Anonymous wrote:Anonymous wrote:OP, I think you need to give it more time. Right now you know that he hates parenting an infant. Okay. Many people feel this way. How is he going to be with a 6 yo? Will he be spending hours in the backyard kicking soccer goals with them and coach their team? Will he be more interested in a kid? I think you don't know yet.
I'm not saying that you don't deserve to leave. He's being a royal jerk. But also think about what you are getting from the relationship currently and what else you could get him to contribute. Presumably he's helping pay living expenses and a rent/mortgage. He's also willing to take the baby for a whole day or parts of a day so you can have a break. What about chores? Does he pay bills, do the yard, wash dishes, give the baby a bath, etc? All of that would fall on you if you left. Don't take what he's providing for granted. You can always leave when the baby is bigger and is less needy. Hold tight and see how things go.
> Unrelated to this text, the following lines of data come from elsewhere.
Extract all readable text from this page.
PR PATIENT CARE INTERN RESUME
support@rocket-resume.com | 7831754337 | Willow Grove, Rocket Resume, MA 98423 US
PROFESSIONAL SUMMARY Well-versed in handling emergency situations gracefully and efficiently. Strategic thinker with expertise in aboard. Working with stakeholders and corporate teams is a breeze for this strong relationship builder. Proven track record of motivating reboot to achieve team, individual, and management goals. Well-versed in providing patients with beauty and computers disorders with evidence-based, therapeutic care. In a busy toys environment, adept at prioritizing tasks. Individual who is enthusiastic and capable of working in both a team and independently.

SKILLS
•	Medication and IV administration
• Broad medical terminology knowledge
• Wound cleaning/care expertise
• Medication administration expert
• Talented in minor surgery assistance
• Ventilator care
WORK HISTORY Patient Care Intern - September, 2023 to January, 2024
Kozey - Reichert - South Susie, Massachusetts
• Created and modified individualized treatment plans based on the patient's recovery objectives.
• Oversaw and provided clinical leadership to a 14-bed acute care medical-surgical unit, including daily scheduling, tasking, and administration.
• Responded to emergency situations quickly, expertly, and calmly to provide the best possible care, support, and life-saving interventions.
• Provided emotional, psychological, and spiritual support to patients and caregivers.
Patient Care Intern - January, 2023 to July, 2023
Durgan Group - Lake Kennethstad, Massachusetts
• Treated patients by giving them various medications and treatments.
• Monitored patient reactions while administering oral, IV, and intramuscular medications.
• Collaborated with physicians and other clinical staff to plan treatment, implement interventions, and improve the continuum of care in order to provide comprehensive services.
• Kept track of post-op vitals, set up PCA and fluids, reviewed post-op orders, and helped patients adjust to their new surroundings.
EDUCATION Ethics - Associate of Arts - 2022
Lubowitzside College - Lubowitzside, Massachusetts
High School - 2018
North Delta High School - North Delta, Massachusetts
In the meantime think about starting to build a life for you and the baby. If you were single with a baby all weekend, what would you do? My guess is you'd make other friends with babies and start to form a network. Do that now. And if they have spouses he can meet to help build him a new friend circle, all the better.
Don't normalize the DH behavior. The feelings are normal, mayyyyybe. Many people dislike or struggle with this or that aspwct of parenting but we still DO IT because it's part of being a good parent, a good spouse (not making the other person do it all alone), and a decent person.
Who cares if he will suddenly be "better" (which I doubt) bc a 6yo is more "interesting" to him?? He's shown his true colors, which is IDGAF about OP or his child.
Anonymous wrote:I am very curious what your marriage was like pre-baby. What did you enjoy doing together? How was/is your sex life? This conversation seems to be focused on your life as co-parents, which is critical, but even if that improves, what about your life as a married couple?
If I were in this situation and had the financial means I would divorce before my child was old enough to remember their parents married. I'm sorry. I believe we put too much stock in an intact family and the burden of that usually falls on the mother, and it's not worth it.